Two-photon polymerization is used to prepare the polymerized micropillars on the end face of a single-mode fiber. First, the single-mode fiber is cut flatly and placed on a glass slide. Then the cut end face is immersed in the negative photoresist. The sample is fixed on a three-dimensional air-floating displacement platform and polymerized by a femtosecond laser. After the laser polymerization process is complete, the sample is developed in a mixed solution of acetone and isopropanol. After the development, the micropillar structure is firmly adhered on the end face of the optical fiber. The morphology of the fabricated device is characterized by scanning electron microscope. The reflection spectrum of the polymerized micropillar sensor is measured by a broadband light source and a spectrum analyzer. The reflection spectra and free spectral range (FSR) values of the micropillar at different heights are compared. The spectral response of the sensor to acetone concentration is also tested. The temperature response of the sensor and the influence of temperature change on acetone concentration in the daily breath detection are studied.
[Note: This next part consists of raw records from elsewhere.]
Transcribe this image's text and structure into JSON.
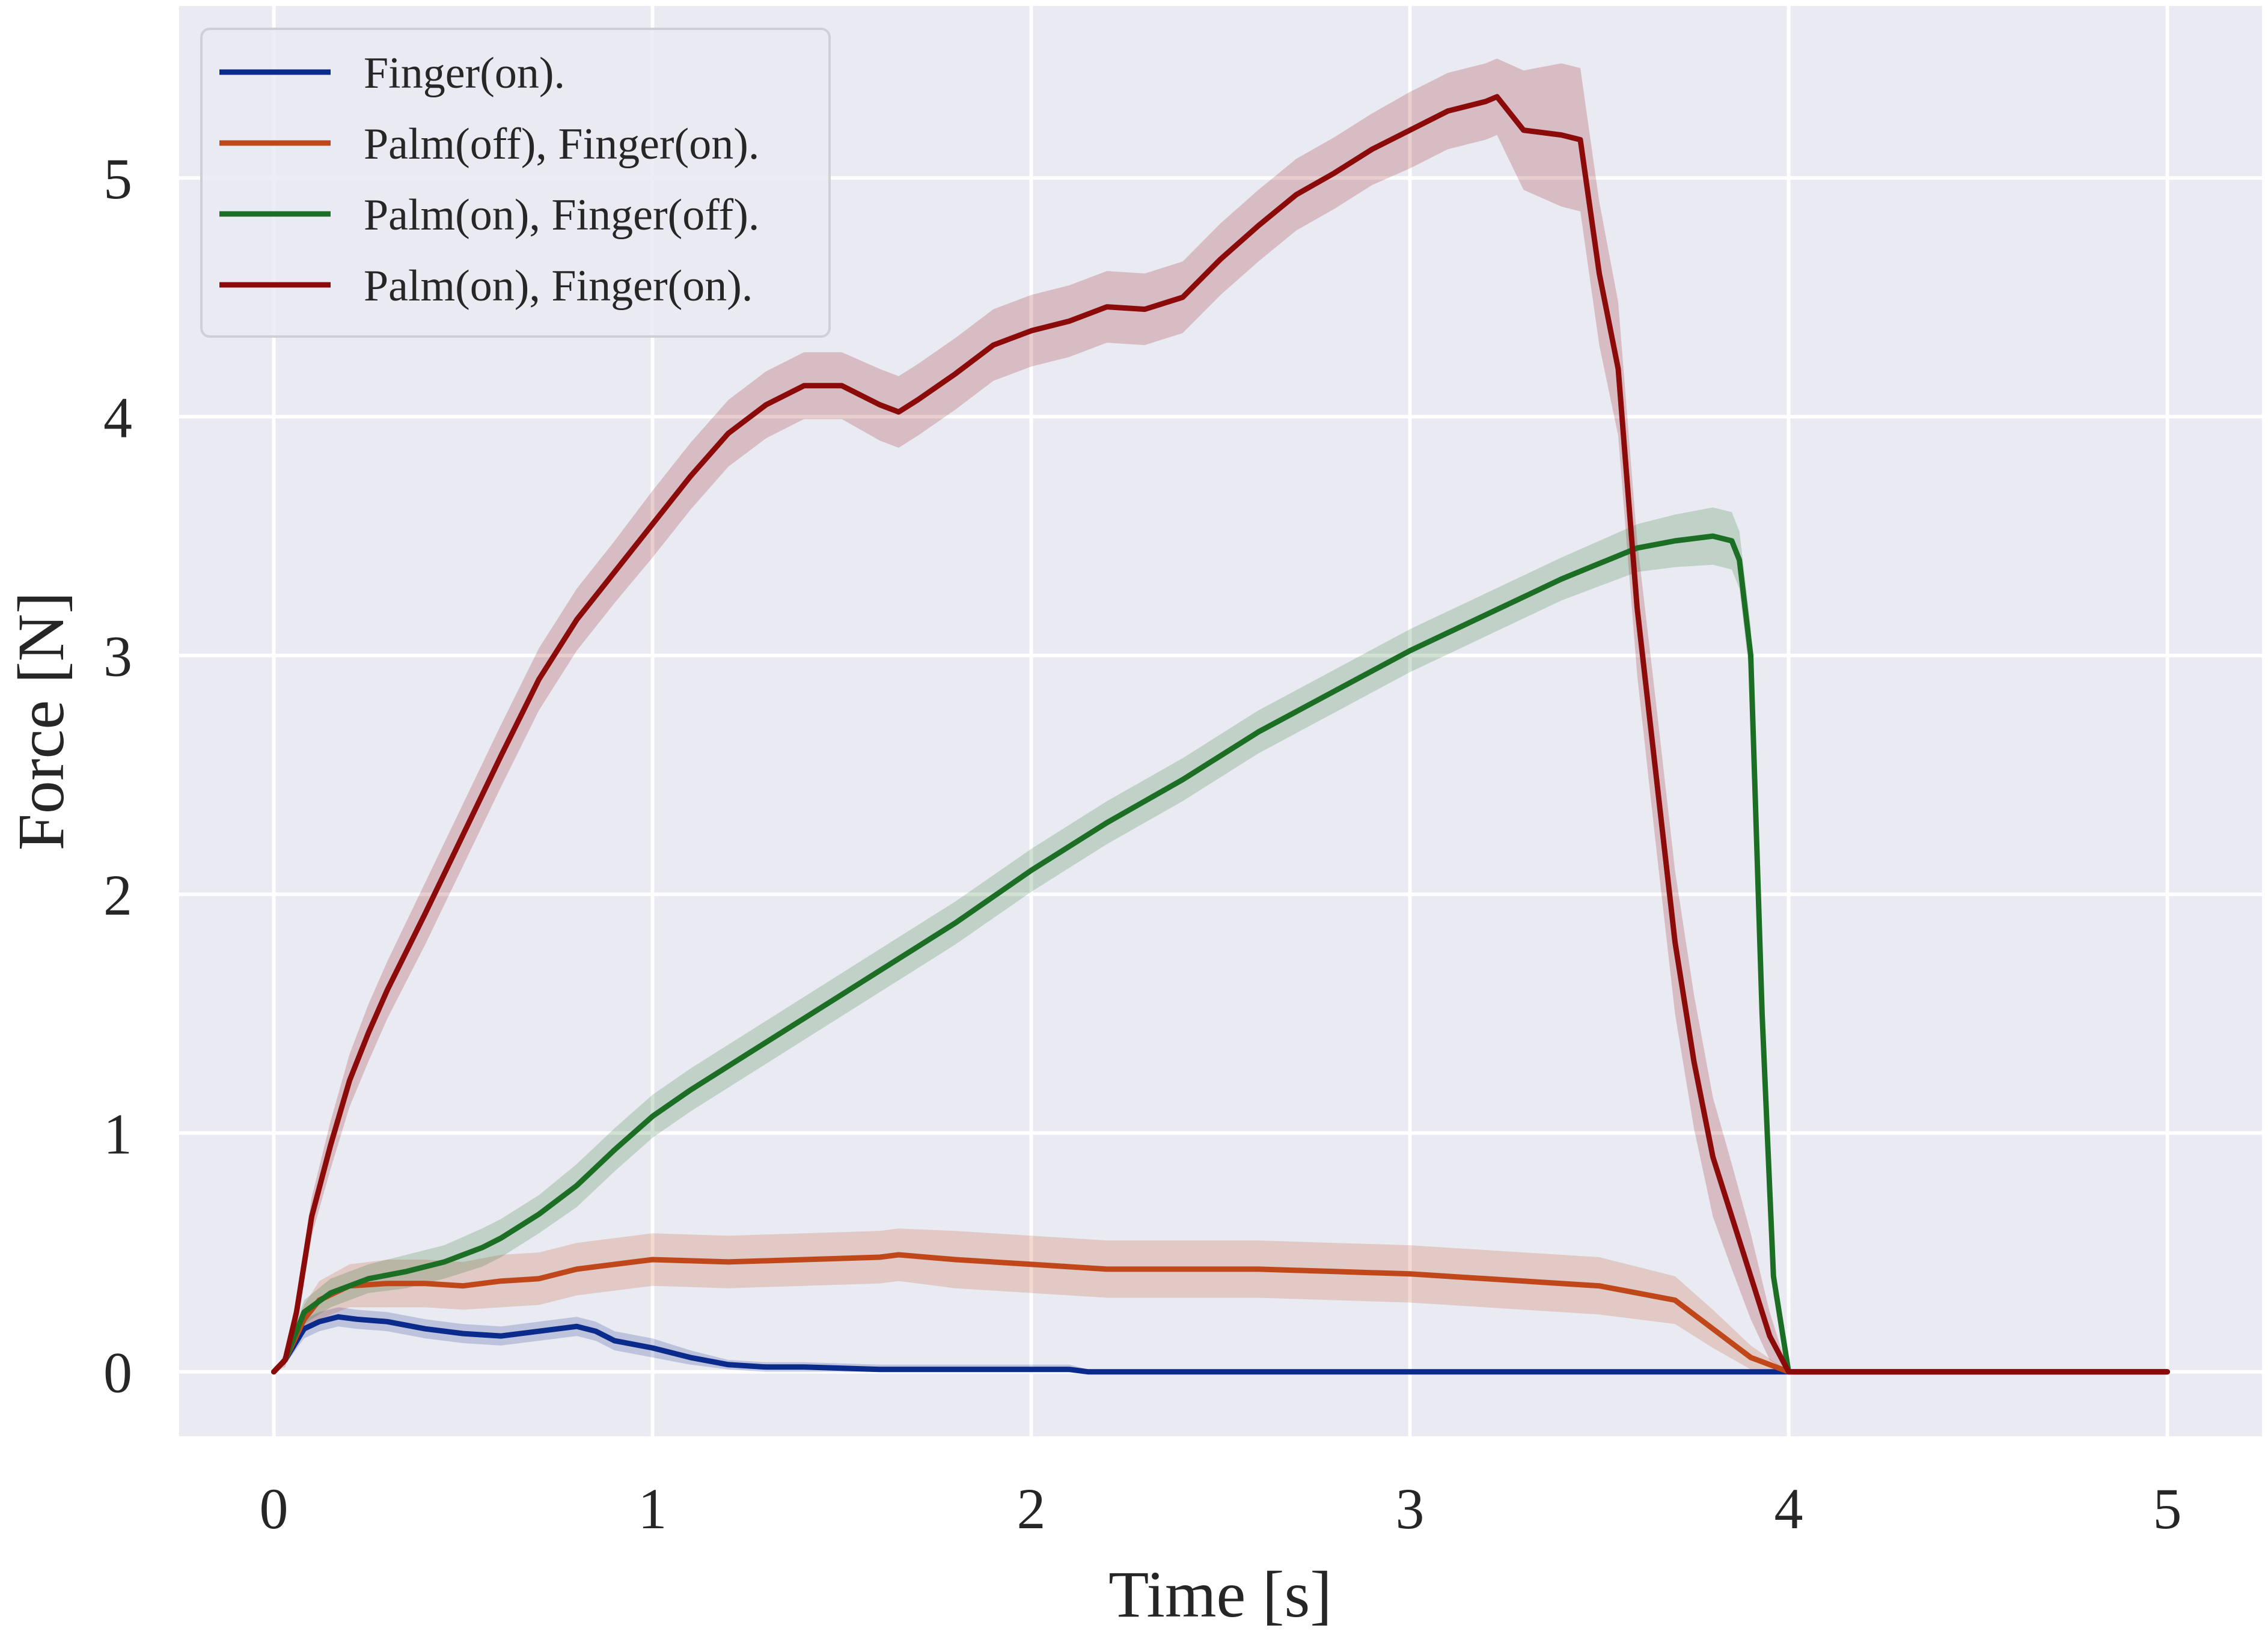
{
  "chart_data": {
    "type": "line",
    "title": "",
    "xlabel": "Time [s]",
    "ylabel": "Force [N]",
    "xlim": [
      -0.25,
      5.25
    ],
    "ylim": [
      -0.27,
      5.72
    ],
    "xticks": [
      0,
      1,
      2,
      3,
      4,
      5
    ],
    "yticks": [
      0,
      1,
      2,
      3,
      4,
      5
    ],
    "grid": true,
    "legend_position": "top-left",
    "background": "#EAEAF2",
    "series": [
      {
        "name": "Finger(on).",
        "color": "#0A2A8C",
        "x": [
          0,
          0.03,
          0.08,
          0.12,
          0.17,
          0.22,
          0.3,
          0.4,
          0.5,
          0.6,
          0.7,
          0.8,
          0.85,
          0.9,
          1.0,
          1.1,
          1.2,
          1.3,
          1.4,
          1.6,
          1.8,
          2.0,
          2.1,
          2.15,
          2.2,
          2.5,
          3.0,
          3.5,
          4.0,
          4.5,
          5.0
        ],
        "y": [
          0,
          0.05,
          0.18,
          0.21,
          0.23,
          0.22,
          0.21,
          0.18,
          0.16,
          0.15,
          0.17,
          0.19,
          0.17,
          0.13,
          0.1,
          0.06,
          0.03,
          0.02,
          0.02,
          0.01,
          0.01,
          0.01,
          0.01,
          0.0,
          0.0,
          0.0,
          0.0,
          0.0,
          0.0,
          0.0,
          0.0
        ],
        "band": [
          0,
          0.02,
          0.04,
          0.04,
          0.04,
          0.04,
          0.04,
          0.04,
          0.04,
          0.04,
          0.04,
          0.04,
          0.04,
          0.04,
          0.04,
          0.03,
          0.02,
          0.02,
          0.02,
          0.02,
          0.02,
          0.02,
          0.02,
          0.01,
          0.0,
          0.0,
          0.0,
          0.0,
          0.0,
          0.0,
          0.0
        ]
      },
      {
        "name": "Palm(off), Finger(on).",
        "color": "#C0471A",
        "x": [
          0,
          0.03,
          0.08,
          0.12,
          0.2,
          0.3,
          0.4,
          0.5,
          0.6,
          0.7,
          0.8,
          0.9,
          1.0,
          1.2,
          1.4,
          1.6,
          1.65,
          1.8,
          2.0,
          2.2,
          2.4,
          2.6,
          2.8,
          3.0,
          3.2,
          3.4,
          3.5,
          3.6,
          3.7,
          3.8,
          3.9,
          4.0,
          4.5,
          5.0
        ],
        "y": [
          0,
          0.05,
          0.22,
          0.3,
          0.36,
          0.37,
          0.37,
          0.36,
          0.38,
          0.39,
          0.43,
          0.45,
          0.47,
          0.46,
          0.47,
          0.48,
          0.49,
          0.47,
          0.45,
          0.43,
          0.43,
          0.43,
          0.42,
          0.41,
          0.39,
          0.37,
          0.36,
          0.33,
          0.3,
          0.18,
          0.06,
          0.0,
          0.0,
          0.0
        ],
        "band": [
          0,
          0.02,
          0.06,
          0.08,
          0.09,
          0.1,
          0.1,
          0.1,
          0.11,
          0.11,
          0.11,
          0.11,
          0.11,
          0.11,
          0.11,
          0.11,
          0.11,
          0.12,
          0.12,
          0.12,
          0.12,
          0.12,
          0.12,
          0.12,
          0.12,
          0.12,
          0.12,
          0.11,
          0.1,
          0.08,
          0.05,
          0.0,
          0.0,
          0.0
        ]
      },
      {
        "name": "Palm(on), Finger(off).",
        "color": "#1B6E24",
        "x": [
          0,
          0.03,
          0.08,
          0.15,
          0.25,
          0.35,
          0.45,
          0.55,
          0.6,
          0.7,
          0.8,
          0.9,
          1.0,
          1.1,
          1.2,
          1.4,
          1.6,
          1.8,
          2.0,
          2.2,
          2.4,
          2.6,
          2.8,
          3.0,
          3.2,
          3.4,
          3.6,
          3.7,
          3.8,
          3.85,
          3.87,
          3.9,
          3.93,
          3.96,
          4.0,
          4.5,
          5.0
        ],
        "y": [
          0,
          0.05,
          0.25,
          0.33,
          0.39,
          0.42,
          0.46,
          0.52,
          0.56,
          0.66,
          0.78,
          0.93,
          1.07,
          1.18,
          1.28,
          1.48,
          1.68,
          1.88,
          2.1,
          2.3,
          2.48,
          2.68,
          2.85,
          3.02,
          3.17,
          3.32,
          3.45,
          3.48,
          3.5,
          3.48,
          3.4,
          3.0,
          1.5,
          0.4,
          0.0,
          0.0,
          0.0
        ],
        "band": [
          0,
          0.02,
          0.05,
          0.06,
          0.06,
          0.07,
          0.07,
          0.08,
          0.08,
          0.08,
          0.09,
          0.09,
          0.09,
          0.09,
          0.09,
          0.09,
          0.09,
          0.09,
          0.09,
          0.09,
          0.09,
          0.09,
          0.09,
          0.09,
          0.09,
          0.09,
          0.1,
          0.11,
          0.12,
          0.12,
          0.12,
          0.12,
          0.1,
          0.08,
          0.0,
          0.0,
          0.0
        ]
      },
      {
        "name": "Palm(on), Finger(on).",
        "color": "#8B0A0A",
        "x": [
          0,
          0.03,
          0.06,
          0.1,
          0.15,
          0.2,
          0.25,
          0.3,
          0.4,
          0.5,
          0.6,
          0.7,
          0.8,
          0.9,
          1.0,
          1.1,
          1.2,
          1.3,
          1.4,
          1.5,
          1.6,
          1.65,
          1.7,
          1.8,
          1.9,
          2.0,
          2.1,
          2.2,
          2.3,
          2.4,
          2.5,
          2.6,
          2.7,
          2.8,
          2.9,
          3.0,
          3.1,
          3.2,
          3.23,
          3.3,
          3.4,
          3.45,
          3.5,
          3.55,
          3.6,
          3.65,
          3.7,
          3.75,
          3.8,
          3.85,
          3.9,
          3.95,
          4.0,
          4.5,
          5.0
        ],
        "y": [
          0,
          0.05,
          0.25,
          0.65,
          0.95,
          1.22,
          1.42,
          1.6,
          1.92,
          2.25,
          2.58,
          2.9,
          3.15,
          3.35,
          3.55,
          3.75,
          3.93,
          4.05,
          4.13,
          4.13,
          4.05,
          4.02,
          4.07,
          4.18,
          4.3,
          4.36,
          4.4,
          4.46,
          4.45,
          4.5,
          4.66,
          4.8,
          4.93,
          5.02,
          5.12,
          5.2,
          5.28,
          5.32,
          5.34,
          5.2,
          5.18,
          5.16,
          4.6,
          4.2,
          3.2,
          2.5,
          1.8,
          1.3,
          0.9,
          0.65,
          0.4,
          0.15,
          0.0,
          0.0,
          0.0
        ],
        "band": [
          0,
          0.03,
          0.06,
          0.08,
          0.1,
          0.11,
          0.12,
          0.12,
          0.13,
          0.13,
          0.13,
          0.13,
          0.13,
          0.13,
          0.14,
          0.14,
          0.14,
          0.14,
          0.14,
          0.14,
          0.15,
          0.15,
          0.15,
          0.15,
          0.15,
          0.15,
          0.15,
          0.15,
          0.15,
          0.15,
          0.15,
          0.15,
          0.15,
          0.15,
          0.15,
          0.16,
          0.16,
          0.16,
          0.16,
          0.25,
          0.3,
          0.3,
          0.3,
          0.28,
          0.28,
          0.3,
          0.3,
          0.28,
          0.25,
          0.22,
          0.18,
          0.1,
          0.0,
          0.0,
          0.0
        ]
      }
    ]
  }
}
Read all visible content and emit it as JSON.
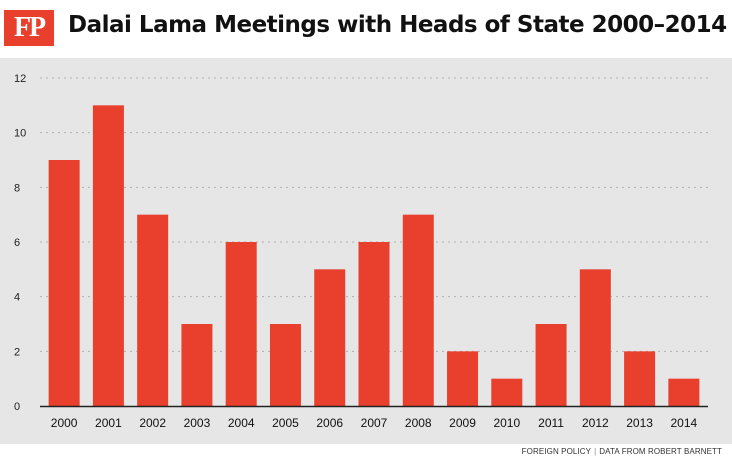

In this study, the micropillar with a designed height of 20 μm is first characterized by scanning electron microscopy. The measured height of the micropillar is about 19.6 μm after polymerization (Fig. 3). The reflection spectra of micropillars with different heights and their FSR values at ~1550 nm are tested, showing that the heights of the micropillar devices are inversely proportional to their FSR values (Fig. 4). The spectral response of the sensor with a micropillar height of 30 μm to acetone concentration is measured. In the concentration range of 1×10^-9 to 1×10^-3, the reflection spectrum shifts by 5 nm. The mechanism is that after the polymerized micropillar absorbs acetone gas molecules, the material refractive index increases (Fig. 5). The trough wavelength decreases with the increase of acetone concentration in the environment. When the acetone gas concentration is less than 1×10^-7, the decreasing trend of trough wavelength becomes slow. This is because when the acetone gas concentration is very low, the acetone molecules absorbed by the polymerized material are limited, which is close to the lower detection limit of the sensor. Thus, the detection limit of the sensor is determined to be 1×10^-9. The sensor is repeatedly tested using acetone gas with the concentration range of 1×10^-9 to 1×10^-3. The blue shift of the sensor near 1550 nm in the reflection spectrum and the red shift of the sensor near 1550 nm are very similar, and both are with a close standard deviation of wavelength shift (less than 5%) (Fig. 6). The temperature response of the sensor from 25 ℃ to 55 ℃ is also studied. The reflection spectrum of the sensor shows a red shift with the increase of temperature. The reason is that with the increase of ambient temperature, the thermal expansion of polymerized micropillars leads to the increase of the FPI cavity length. During the detection, the temperature change introduces a large influence on the detection results of acetone concentration. It is necessary to strictly control the temperature of the gas to be tested and ensure the detection stability of acetone concentration (Fig. 7).

In this paper, the method based on two-photon polymerization for polymerizing micropillars on end face of a fiber and constructing an FPI acetone gas sensor is proposed. The sensor has a detection range of 1×10^-9 to 1×10^-3 for acetone concentration and a detection limit of 1×10^-9. This work provides a new, high-sensitivity, high-integration, and simple-to-use method for the detection of acetone in breath. If a new type of photoresist material with specific absorption capacity for acetone is further applied in sensor preparation, the sensor proposed in this paper will be more useful in practical clinical applications. Through the non-invasive breath detection, it will become a new method for the detection of blood glucose concentration in diabetic patients.